Your Number Story


Oprah Winfrey and Dr. Nadine Burke Harris talk ACEs.


Support Families & Community

Boost caregiver resilience

The reality is there will always be stress in life, whether due to financial challenges, health issues, divorce, or other hardships. Yet research shows that how parents respond to stressful situations – whether they have the capacity to cope in a healthy way and the skills to buffer kids from the stress of the situation – is much more important than the stress itself in determining family outcomes.

And we as individuals and as communities can play a part in supporting families.

When caregivers are able to manage stress and function well even in the face of adversity, children can continue to develop in healthy, positive ways. Here are two ways to help:


Ask parents and caregivers about how they’re taking care of themselves and, if they’re open, be ready with ideas and suggestions.


Parenting is stressful. Normalizing that fact can take the pressure off parents and caregivers and keep them from judging themselves too harshly. You can help by talking things through and sharing your own stories, and collaboratively creating a plan for responding to stressful parenting situations.

Want to learn more about how your community can support children and families?

Visit the Center for the Study of Social Policy to find resources on how communities and philanthropic organizations can and are helping.

Set up social connections

When parents and caregivers have meaningful relationships built on mutual trust and respect, the whole family benefits — children included. Supportive social connections help buffer parents from the stresses of life and boost their ability to nurture others.


Invite parents and caregivers to events (there are many virtual ones right now!) where they can get to know other families, with or without their kids. It’s especially important to reach out to caregivers who may be isolated.


Help a parent or caregiver map out people and/or communities who could support them in their life. Make a plan with them to engage with one or more of those people or communities in the week ahead.

Encourage learning about parenting & child development

We are all continuously learning about our children and how to care for their changing needs. Science helps us understand how children grow and develop, and how caregivers can best help them.

Here are two ways to help:


Model positive, nurturing interactions, play, and communication with kids and their parents or caregivers. Talk about what kids are doing developmentally and, if you can, praise positive interactions.

To learn more about kids’ development, check out one of these resources:


Help parents or caregivers identify trusted sources for parenting advice. This might be people they know, websites, social media communities, etc. You can also help connect parents or caregivers to parenting classes, either online or in your community. If it seems appropriate, consider attending yourself to share the experience.

Explore and share American SPCC’s Parenting Resource Center – an online library of easily accessible, reliable, and actionable parenting resources.

Check out the The Happy Child parenting app, and share it with others who may benefit. Backed by solid research from top parenting experts, The Happy Child helps families forge deeper bonds. Two-thirds of users describe the app as “life-changing,” and 98% use the concepts they learn in their families.

Years of ground-breaking findings in psychology, neuroscience, and pediatrics have been curated into this easy-to-use app offered completely free by American SPCC and the Human Improvement Project.

Provide support in times of need

All parents and caregivers need help sometimes. That’s perfectly normal. Yet sometimes when we can’t handle everything ourselves, it can feel like we’re failing.

It’s important for parents to understand that knowing when, how, and who to ask for help is actually a sign of strength and resilience. It’s not a sign of failure.

If we as individuals and communities can provide support to families when we’re able to, we can help normalize the healthy interdependence families need to thrive.

Here are three ways to help:


Check out and bookmark these resources. You’ll find help for issues ranging from custody and co-parenting support to crisis services for runaway kids and grants for single moms.

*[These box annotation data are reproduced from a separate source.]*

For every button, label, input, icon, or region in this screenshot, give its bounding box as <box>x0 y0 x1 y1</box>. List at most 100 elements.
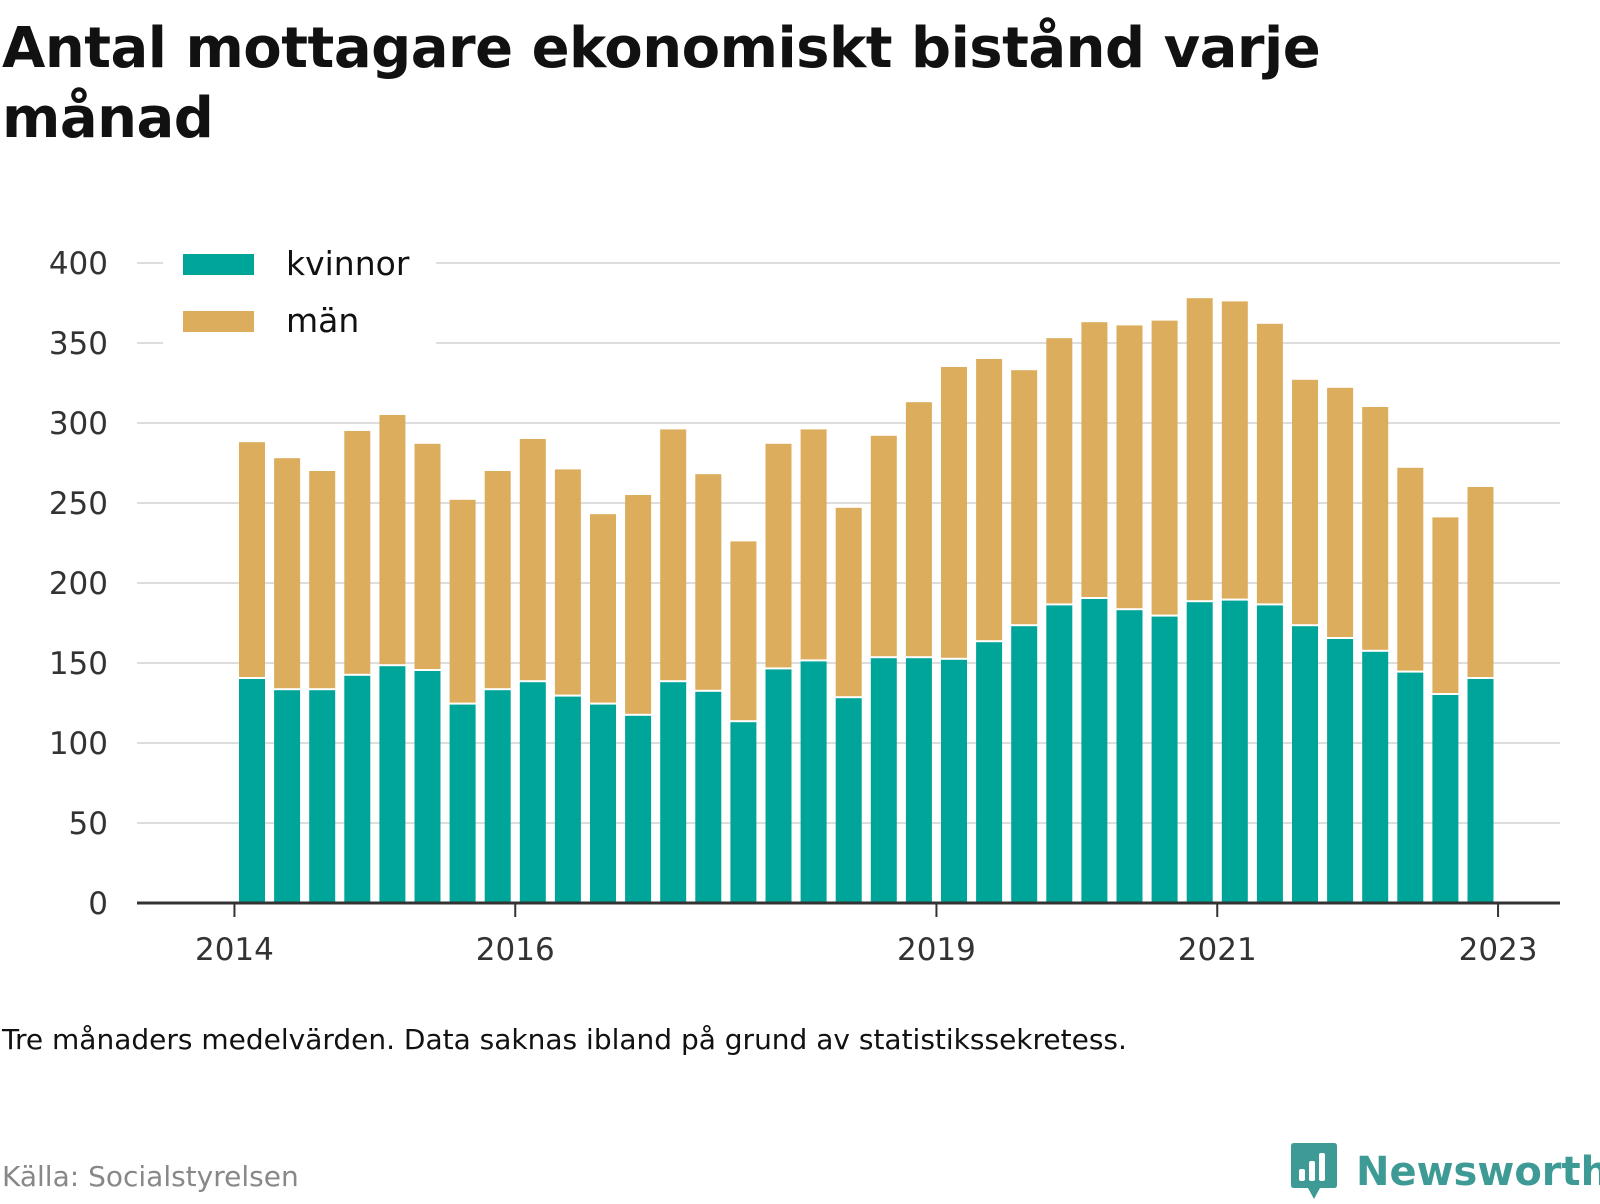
bar-män <box>1362 407 1389 650</box>
x-axis: 2014 2016 2019 2021 2023 <box>137 901 1560 968</box>
bar-kvinnor <box>1221 600 1248 903</box>
bar-män <box>835 507 862 697</box>
bar-män <box>695 474 722 690</box>
legend-swatch-kvinnor <box>183 254 254 275</box>
bar-kvinnor <box>239 679 265 903</box>
bar-män <box>239 442 265 677</box>
bar-kvinnor <box>1327 639 1354 903</box>
bar-män <box>941 367 967 658</box>
bar-män <box>484 471 511 689</box>
bar-kvinnor <box>1151 616 1178 903</box>
bar-män <box>870 435 897 657</box>
x-tick-label: 2016 <box>476 932 555 968</box>
y-tick-label: 250 <box>49 486 108 522</box>
chart: 0 50 100 150 200 250 300 350 400 2014 2016 2019 202… <box>49 243 1560 968</box>
legend: kvinnor män <box>163 243 436 347</box>
chart-note: Tre månaders medelvärden. Data saknas ib… <box>2 1023 1127 1056</box>
x-tick-label: 2021 <box>1178 932 1257 968</box>
bar-män <box>1221 301 1248 599</box>
legend-label-kvinnor: kvinnor <box>286 244 410 283</box>
bar-kvinnor <box>554 696 581 903</box>
bar-män <box>1011 370 1038 625</box>
bar-kvinnor <box>625 715 652 903</box>
bars <box>239 298 1494 903</box>
bar-män <box>554 469 581 695</box>
y-tick-label: 350 <box>49 326 108 362</box>
x-tick-label: 2019 <box>897 932 976 968</box>
y-axis-ticks: 0 50 100 150 200 250 300 350 400 <box>49 246 108 922</box>
bar-kvinnor <box>695 691 722 903</box>
legend-label-män: män <box>286 301 359 340</box>
bar-män <box>765 443 792 668</box>
bar-chart-speech-bubble-icon <box>1291 1143 1337 1199</box>
bar-kvinnor <box>905 658 932 903</box>
bar-män <box>1116 325 1143 609</box>
bar-män <box>519 439 546 681</box>
bar-kvinnor <box>309 690 336 903</box>
bar-kvinnor <box>1256 605 1283 903</box>
bar-kvinnor <box>379 666 406 903</box>
y-tick-label: 200 <box>49 566 108 602</box>
bar-kvinnor <box>1116 610 1143 903</box>
x-tick-label: 2014 <box>195 932 274 968</box>
bar-män <box>379 415 406 665</box>
bar-män <box>414 443 441 669</box>
bar-män <box>1432 517 1459 693</box>
bar-män <box>905 402 932 657</box>
bar-kvinnor <box>765 669 792 903</box>
bar-män <box>1046 338 1073 604</box>
bar-män <box>976 359 1003 641</box>
bar-män <box>590 514 616 703</box>
bar-män <box>1151 320 1178 615</box>
chart-title: Antal mottagare ekonomiskt bistånd varje… <box>2 16 1321 151</box>
bar-kvinnor <box>835 698 862 903</box>
y-tick-label: 0 <box>88 886 108 922</box>
x-tick-label: 2023 <box>1459 932 1538 968</box>
bar-kvinnor <box>800 661 827 903</box>
bar-kvinnor <box>870 658 897 903</box>
bar-kvinnor <box>1081 599 1108 903</box>
bar-män <box>344 431 371 674</box>
y-tick-label: 400 <box>49 246 108 282</box>
bar-kvinnor <box>1397 672 1424 903</box>
y-tick-label: 150 <box>49 646 108 682</box>
bar-kvinnor <box>1362 651 1389 903</box>
brand-name: Newsworthy <box>1356 1149 1600 1195</box>
bar-män <box>274 458 301 689</box>
bar-män <box>1397 467 1424 671</box>
bar-kvinnor <box>590 704 616 903</box>
brand-logo: Newsworthy <box>1290 1140 1600 1204</box>
y-tick-label: 300 <box>49 406 108 442</box>
bar-kvinnor <box>344 675 371 903</box>
bar-kvinnor <box>730 722 757 903</box>
bar-kvinnor <box>1467 679 1494 903</box>
bar-kvinnor <box>449 704 476 903</box>
bar-kvinnor <box>941 659 967 903</box>
bar-män <box>1467 487 1494 677</box>
bar-kvinnor <box>1046 605 1073 903</box>
source-credit: Källa: Socialstyrelsen <box>2 1160 299 1193</box>
bar-män <box>1256 323 1283 604</box>
bar-kvinnor <box>660 682 687 903</box>
bar-män <box>449 499 476 703</box>
bar-män <box>1186 298 1213 601</box>
bar-kvinnor <box>976 642 1003 903</box>
bar-kvinnor <box>1292 626 1318 903</box>
bar-kvinnor <box>1011 626 1038 903</box>
bar-män <box>1292 379 1318 625</box>
bar-kvinnor <box>484 690 511 903</box>
bar-män <box>1081 322 1108 597</box>
bar-kvinnor <box>519 682 546 903</box>
bar-kvinnor <box>1186 602 1213 903</box>
bar-kvinnor <box>1432 695 1459 903</box>
legend-swatch-män <box>183 311 254 332</box>
bar-kvinnor <box>274 690 301 903</box>
y-tick-label: 100 <box>49 726 108 762</box>
bar-kvinnor <box>414 671 441 903</box>
bar-män <box>309 471 336 689</box>
bar-män <box>625 495 652 714</box>
bar-män <box>660 429 687 681</box>
bar-män <box>800 429 827 660</box>
y-tick-label: 50 <box>69 806 108 842</box>
bar-män <box>730 541 757 721</box>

Get to know your community’s resources (2-1-1, food distribution sites, diaper banks, and employment, housing, medical, mental health, social, educational, or legal services. etc.). Share about one each week on social media. Encourage families in your life to seek help when they need it and talk openly about times you’ve received help.


If you know of an unmet need in a family, offer to help problem-solve with the parent or caregiver. Work together to come up with some concrete ways to meet the need — like a list of agencies to call, people to ask for help, expenses to cut, etc.

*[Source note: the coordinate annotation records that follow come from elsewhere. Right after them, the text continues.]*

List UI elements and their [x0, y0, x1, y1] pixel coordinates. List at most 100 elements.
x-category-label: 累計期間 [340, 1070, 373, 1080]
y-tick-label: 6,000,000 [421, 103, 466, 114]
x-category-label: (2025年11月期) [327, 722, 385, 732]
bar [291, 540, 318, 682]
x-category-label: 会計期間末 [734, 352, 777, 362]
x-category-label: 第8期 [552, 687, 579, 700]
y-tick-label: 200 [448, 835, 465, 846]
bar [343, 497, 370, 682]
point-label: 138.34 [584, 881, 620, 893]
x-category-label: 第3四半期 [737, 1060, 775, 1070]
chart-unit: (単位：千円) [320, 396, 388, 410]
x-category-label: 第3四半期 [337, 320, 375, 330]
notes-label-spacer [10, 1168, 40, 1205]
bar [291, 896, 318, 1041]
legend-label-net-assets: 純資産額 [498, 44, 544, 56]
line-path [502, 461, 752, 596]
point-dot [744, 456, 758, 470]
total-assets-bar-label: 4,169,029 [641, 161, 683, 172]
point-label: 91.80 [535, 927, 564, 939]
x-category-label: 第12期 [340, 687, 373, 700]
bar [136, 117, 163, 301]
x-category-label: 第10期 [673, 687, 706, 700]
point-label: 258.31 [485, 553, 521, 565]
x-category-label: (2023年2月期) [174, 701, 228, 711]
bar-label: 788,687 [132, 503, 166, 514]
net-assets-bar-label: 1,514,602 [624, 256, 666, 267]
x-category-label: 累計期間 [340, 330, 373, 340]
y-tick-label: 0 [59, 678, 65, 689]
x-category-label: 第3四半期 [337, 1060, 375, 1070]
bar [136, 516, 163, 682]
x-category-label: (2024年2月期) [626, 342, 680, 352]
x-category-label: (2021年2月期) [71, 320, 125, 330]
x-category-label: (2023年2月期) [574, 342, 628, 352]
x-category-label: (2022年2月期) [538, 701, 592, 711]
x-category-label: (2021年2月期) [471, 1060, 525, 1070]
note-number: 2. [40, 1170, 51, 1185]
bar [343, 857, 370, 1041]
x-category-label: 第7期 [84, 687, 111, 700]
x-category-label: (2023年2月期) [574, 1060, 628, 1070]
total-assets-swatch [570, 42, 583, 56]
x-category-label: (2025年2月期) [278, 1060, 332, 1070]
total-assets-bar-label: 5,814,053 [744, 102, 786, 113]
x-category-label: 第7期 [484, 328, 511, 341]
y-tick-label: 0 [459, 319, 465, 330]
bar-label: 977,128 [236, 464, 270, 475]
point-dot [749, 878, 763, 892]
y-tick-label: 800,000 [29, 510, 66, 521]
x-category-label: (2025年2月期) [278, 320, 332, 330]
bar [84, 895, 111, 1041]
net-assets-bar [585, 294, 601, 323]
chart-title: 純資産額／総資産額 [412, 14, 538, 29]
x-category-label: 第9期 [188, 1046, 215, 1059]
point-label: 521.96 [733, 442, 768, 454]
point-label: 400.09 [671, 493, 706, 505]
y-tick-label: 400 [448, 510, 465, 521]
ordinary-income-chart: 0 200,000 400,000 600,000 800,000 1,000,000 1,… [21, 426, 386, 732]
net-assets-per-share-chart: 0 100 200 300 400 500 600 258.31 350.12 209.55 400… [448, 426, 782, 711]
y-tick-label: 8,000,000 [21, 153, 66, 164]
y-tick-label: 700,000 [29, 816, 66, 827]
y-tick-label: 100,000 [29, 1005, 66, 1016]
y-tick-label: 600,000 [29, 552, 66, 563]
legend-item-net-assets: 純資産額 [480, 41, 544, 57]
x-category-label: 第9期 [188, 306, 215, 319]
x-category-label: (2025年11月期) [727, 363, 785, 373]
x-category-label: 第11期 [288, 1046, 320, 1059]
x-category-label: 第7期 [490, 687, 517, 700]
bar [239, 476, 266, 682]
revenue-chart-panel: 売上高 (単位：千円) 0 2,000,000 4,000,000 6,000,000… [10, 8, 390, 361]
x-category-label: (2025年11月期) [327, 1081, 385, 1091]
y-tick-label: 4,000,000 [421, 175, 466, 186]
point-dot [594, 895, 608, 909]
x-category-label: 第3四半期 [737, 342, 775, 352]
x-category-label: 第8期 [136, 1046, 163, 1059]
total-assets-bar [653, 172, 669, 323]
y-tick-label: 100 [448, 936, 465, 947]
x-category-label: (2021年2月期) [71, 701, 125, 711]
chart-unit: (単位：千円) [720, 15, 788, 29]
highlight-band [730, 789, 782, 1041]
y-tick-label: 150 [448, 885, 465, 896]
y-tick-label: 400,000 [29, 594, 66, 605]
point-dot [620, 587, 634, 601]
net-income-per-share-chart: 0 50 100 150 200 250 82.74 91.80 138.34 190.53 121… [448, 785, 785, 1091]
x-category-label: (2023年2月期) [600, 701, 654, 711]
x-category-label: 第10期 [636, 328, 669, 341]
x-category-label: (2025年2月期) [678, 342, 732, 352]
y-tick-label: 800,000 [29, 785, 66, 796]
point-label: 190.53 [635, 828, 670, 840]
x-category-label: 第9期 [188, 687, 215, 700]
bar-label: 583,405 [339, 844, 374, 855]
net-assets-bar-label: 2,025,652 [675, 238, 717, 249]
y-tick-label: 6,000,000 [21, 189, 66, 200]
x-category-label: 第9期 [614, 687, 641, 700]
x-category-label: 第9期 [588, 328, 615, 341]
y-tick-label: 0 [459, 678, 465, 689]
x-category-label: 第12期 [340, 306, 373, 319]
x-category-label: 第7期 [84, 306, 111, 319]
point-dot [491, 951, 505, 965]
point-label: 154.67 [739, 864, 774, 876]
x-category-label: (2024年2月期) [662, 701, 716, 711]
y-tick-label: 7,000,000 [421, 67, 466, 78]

Help build the social and emotional competence of children

Children need a stable relationship with a caring adult who helps them feel safe to express emotions, responds emotionally, and models empathy. An adult who sets expectations, encourages social skills, and creates opportunities for problem solving. This type of nurturing attachment is crucial to a child’s social and emotional development.

Here are two ways to help:


Connect families to resources to help them build their children’s social and emotional skills. These could be toys, games, or books, playgroups or parenting classes, or mental health counseling, depending on a family’s needs.


Ask the parent or caregiver to think of an adult who made them feel cared for and loved as a child. Ask what made that relationship important to them, and how that adult related to them. Help them figure out how they can bring positive interactions like they experienced with that person into their relationship with their own child.